Auf der Gegenseite hat die Begegnung auch für Radovan Suchy eine spezielle Note. „Es sind viele Spieler, die ich persönlich trainiert habe, denen ich meine Erfahrung und Ratschläge mitgegeben habe“, so der 39-Jährige. Eine volle Halle und viel Stimmung erwartet Suchy. Sicher, „einen Geschmack“ habe das Spiel schon. Man solle es aber nicht zu hochhängen, auf Missmut möchte er nicht treffen.

Beide Kontrahenten kennen sich ob der vielen Berührungspunkte natürlich bestens. Marktsteft ist nicht nur Suchys Ansicht nach der Favorit und hat mehr Ambitionen nach oben als sein Klub, der gut dabei ist, den freien Fall von der Dritten Liga nach unten zu bremsen. „Wenn Marktsteft leugnet, dass sie nicht aufsteigen wollen, dann weiß ich nicht. Unser Ziel war, in erster Linie in dieser Liga Fuß zu fassen. Das schaut ganz gut aus“, bilanziert Radovan Suchy das erste Drittel der Runde und betont: Die momentane Bilanz mit zwei Niederlagen und Platz vier dürfe man nicht überbewerten. Zumal Rödelsee bislang kaum auf die vermeintlich Großen der Liga getroffen sei, so Suchy. Allerdings brauchen sich seine Verbliebenen nicht zu verstecken. Gerade die Abwehr erwies sich bislang als Prunkstück, mit Torhüter Thomas Paul, Christian Häckner und eben Suchy stehen dort drei Säulen aus höherklassigen Zeiten. Probleme bereite eher der Angriff.

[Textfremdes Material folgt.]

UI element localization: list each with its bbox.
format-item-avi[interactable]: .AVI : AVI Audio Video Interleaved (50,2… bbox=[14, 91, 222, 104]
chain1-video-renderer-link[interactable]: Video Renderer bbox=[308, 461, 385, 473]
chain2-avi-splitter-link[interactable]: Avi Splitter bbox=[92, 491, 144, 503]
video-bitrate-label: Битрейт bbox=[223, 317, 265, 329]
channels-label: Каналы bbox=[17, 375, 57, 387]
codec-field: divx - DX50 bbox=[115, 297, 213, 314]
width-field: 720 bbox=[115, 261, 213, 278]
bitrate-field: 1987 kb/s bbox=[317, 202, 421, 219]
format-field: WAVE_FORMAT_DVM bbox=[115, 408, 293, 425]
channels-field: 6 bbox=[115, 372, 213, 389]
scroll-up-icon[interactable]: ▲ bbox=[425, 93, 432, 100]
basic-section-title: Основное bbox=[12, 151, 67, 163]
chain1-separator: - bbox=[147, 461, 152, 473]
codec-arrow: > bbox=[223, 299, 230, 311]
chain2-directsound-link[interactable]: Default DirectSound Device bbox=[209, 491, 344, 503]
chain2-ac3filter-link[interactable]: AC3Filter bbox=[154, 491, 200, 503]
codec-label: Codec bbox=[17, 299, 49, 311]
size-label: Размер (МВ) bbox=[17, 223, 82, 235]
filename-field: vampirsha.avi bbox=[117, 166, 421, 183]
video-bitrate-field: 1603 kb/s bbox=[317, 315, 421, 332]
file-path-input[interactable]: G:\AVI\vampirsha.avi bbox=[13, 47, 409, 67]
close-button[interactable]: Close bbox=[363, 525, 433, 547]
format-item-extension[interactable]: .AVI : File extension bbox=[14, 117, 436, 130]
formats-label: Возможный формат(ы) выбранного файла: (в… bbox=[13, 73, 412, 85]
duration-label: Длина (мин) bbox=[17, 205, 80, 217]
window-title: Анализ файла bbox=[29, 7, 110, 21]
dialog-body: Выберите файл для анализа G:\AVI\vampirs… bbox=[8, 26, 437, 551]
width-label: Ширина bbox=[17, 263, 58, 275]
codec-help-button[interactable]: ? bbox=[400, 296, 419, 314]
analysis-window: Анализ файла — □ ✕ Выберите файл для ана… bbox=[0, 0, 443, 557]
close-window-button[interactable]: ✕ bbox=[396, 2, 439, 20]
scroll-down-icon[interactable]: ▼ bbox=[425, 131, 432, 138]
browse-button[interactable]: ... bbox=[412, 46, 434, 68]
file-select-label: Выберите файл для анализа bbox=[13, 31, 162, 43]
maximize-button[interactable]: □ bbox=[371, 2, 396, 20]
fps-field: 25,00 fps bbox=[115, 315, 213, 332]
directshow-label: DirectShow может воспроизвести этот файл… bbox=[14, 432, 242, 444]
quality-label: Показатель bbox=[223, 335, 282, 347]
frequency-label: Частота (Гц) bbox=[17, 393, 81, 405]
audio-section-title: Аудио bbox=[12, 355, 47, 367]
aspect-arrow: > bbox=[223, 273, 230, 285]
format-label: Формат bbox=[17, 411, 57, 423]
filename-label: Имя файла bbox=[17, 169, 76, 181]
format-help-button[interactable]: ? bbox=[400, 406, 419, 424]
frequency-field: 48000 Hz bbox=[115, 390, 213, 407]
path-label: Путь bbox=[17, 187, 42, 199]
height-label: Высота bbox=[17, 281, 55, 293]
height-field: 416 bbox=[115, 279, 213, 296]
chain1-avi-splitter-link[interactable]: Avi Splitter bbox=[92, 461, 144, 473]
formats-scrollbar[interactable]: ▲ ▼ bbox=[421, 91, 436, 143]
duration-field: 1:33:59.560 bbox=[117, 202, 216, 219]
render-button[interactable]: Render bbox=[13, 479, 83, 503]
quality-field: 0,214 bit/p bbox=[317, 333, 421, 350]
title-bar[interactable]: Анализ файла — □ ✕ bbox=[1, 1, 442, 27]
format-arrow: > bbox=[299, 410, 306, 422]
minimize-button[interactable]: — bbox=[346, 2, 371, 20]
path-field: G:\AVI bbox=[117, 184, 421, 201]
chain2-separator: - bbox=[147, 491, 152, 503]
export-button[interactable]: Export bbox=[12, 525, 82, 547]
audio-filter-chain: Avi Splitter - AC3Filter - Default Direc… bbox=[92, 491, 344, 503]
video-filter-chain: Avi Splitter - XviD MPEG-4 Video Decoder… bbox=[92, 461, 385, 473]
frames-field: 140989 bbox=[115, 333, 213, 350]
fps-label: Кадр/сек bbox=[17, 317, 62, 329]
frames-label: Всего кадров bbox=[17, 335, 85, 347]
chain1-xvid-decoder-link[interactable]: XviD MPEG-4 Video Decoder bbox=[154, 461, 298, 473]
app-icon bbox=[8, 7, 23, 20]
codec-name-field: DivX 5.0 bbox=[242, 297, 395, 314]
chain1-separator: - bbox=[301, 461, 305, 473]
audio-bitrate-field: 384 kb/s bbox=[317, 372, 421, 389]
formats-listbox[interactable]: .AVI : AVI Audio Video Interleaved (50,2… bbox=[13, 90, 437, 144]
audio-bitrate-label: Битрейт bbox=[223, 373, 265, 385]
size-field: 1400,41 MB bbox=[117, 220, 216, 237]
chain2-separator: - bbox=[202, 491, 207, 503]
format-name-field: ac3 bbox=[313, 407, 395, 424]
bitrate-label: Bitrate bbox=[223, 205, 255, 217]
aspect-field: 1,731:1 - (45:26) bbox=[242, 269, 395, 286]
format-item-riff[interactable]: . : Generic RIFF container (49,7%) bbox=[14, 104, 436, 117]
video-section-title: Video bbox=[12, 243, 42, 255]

Vilo Vitkovic ist nicht vollends zufrieden mit der Marktstefter Zwischenbilanz, weil sich in den ersten acht Partien bereits zwei Unentschieden eingeschlichen haben. Als zwei verlorene Punkte wertet er diese. „Damit müssen wir leben und weiterarbeiten. Aber bei uns sind vor allem spielerisch noch ein paar Prozent Luft nach oben.“ Die werden auch nötig sein, schließlich stehen mit der DJK Rimpar III und dem TSV Lohr II zwei Reservisten unerwartet weit oben.

Was Vilo Vitkovic und Radovan Suchy am Gegner schätzen? Vitkovic nennt die Defensive mit den Torhütern als Rödelsees Plus. Suchy weiß, dass Marktstefts Stärken im Gegenstoß liegen. „Sie haben viele schnelle Leute wie Gabor Csorba oder Stefan Bayer und machen die einfachen Tore. Das ist die Gefahr“, meint Rödelsees Übungsleiter. Was sich beide Trainer vom Duell am Samstagabend erhoffen? „Ein kämpferisch und spielerisch gutes Spiel“, so Vitkovic. „Spannung“, hält sein Freund dagegen.